The human brain emits a strange light that puzzles scientists 💡

The human brain literally glows, but with a light so faint that it remains invisible to the naked eye. Canadian researchers recently measured this brain glow and discovered that it varies depending on neural activity, opening the door to new scientific perspectives.


This emission of ultra-weak photons, called bioluminescence, is believed to be linked to the brain's metabolic reactions. Although known for nearly a century, this biological property is now sparking renewed interest, particularly for its potential in studying brain functions.

A light revealing brain activity

Biophotons are emitted when excited molecules release energy in the form of light. Unlike body heat, these emissions fall within the visible or near-ultraviolet spectrum. Hayley Casey's team used photomultiplier tubes to detect them through the skull.

Participants, placed in darkness, performed auditory tasks while their brain activity was recorded by electroencephalography (EEG). The results show a correlation between neural activity and biophotons, although the precise mechanism remains to be elucidated.

This discovery could lead to the development of a new imaging technique, photoencephalography.
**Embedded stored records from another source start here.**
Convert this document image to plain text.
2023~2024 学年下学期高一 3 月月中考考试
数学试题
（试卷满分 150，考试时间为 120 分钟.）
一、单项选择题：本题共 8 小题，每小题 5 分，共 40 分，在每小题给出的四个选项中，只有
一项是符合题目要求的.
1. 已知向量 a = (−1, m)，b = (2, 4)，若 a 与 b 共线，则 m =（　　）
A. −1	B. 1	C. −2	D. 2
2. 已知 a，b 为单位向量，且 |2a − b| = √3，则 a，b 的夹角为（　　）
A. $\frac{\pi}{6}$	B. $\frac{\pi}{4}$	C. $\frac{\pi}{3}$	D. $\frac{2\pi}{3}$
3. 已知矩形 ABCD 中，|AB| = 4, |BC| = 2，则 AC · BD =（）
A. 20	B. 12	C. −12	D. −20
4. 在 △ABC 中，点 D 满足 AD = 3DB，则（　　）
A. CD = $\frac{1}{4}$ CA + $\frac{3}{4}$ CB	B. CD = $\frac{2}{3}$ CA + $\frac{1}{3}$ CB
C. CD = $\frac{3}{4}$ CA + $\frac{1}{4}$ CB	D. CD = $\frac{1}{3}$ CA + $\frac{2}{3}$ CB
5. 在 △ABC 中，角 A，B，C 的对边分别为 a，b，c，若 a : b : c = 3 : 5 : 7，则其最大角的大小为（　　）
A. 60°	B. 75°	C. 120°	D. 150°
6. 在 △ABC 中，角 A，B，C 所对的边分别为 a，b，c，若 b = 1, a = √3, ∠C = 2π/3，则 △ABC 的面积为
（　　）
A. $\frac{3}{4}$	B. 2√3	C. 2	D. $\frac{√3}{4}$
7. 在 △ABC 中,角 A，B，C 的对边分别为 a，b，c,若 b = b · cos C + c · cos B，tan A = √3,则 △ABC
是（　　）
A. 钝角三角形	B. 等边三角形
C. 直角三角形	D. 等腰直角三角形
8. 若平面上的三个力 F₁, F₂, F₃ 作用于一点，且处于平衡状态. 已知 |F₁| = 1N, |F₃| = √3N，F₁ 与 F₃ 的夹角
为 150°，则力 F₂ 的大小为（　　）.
This would complement EEG by providing additional data on brain metabolism without resorting to invasive methods.

An exploratory research field

While the existence of biophotons is confirmed, their exact role in cellular communication remains debated. Previous studies suggest they might participate in regulating biological processes, such as cell growth. However, their involvement in human cognition requires further investigation.

Researchers still don't know whether these emissions form an individual signature or vary according to psychological states. Future experiments will use more precise sensors to locate their origin in the brain and study their link with neurodegenerative pathologies.

In the meantime, this study lays the groundwork for an innovative approach to observing the brain. Though speculative, the idea that neurons communicate through light opens new avenues for neuroscience.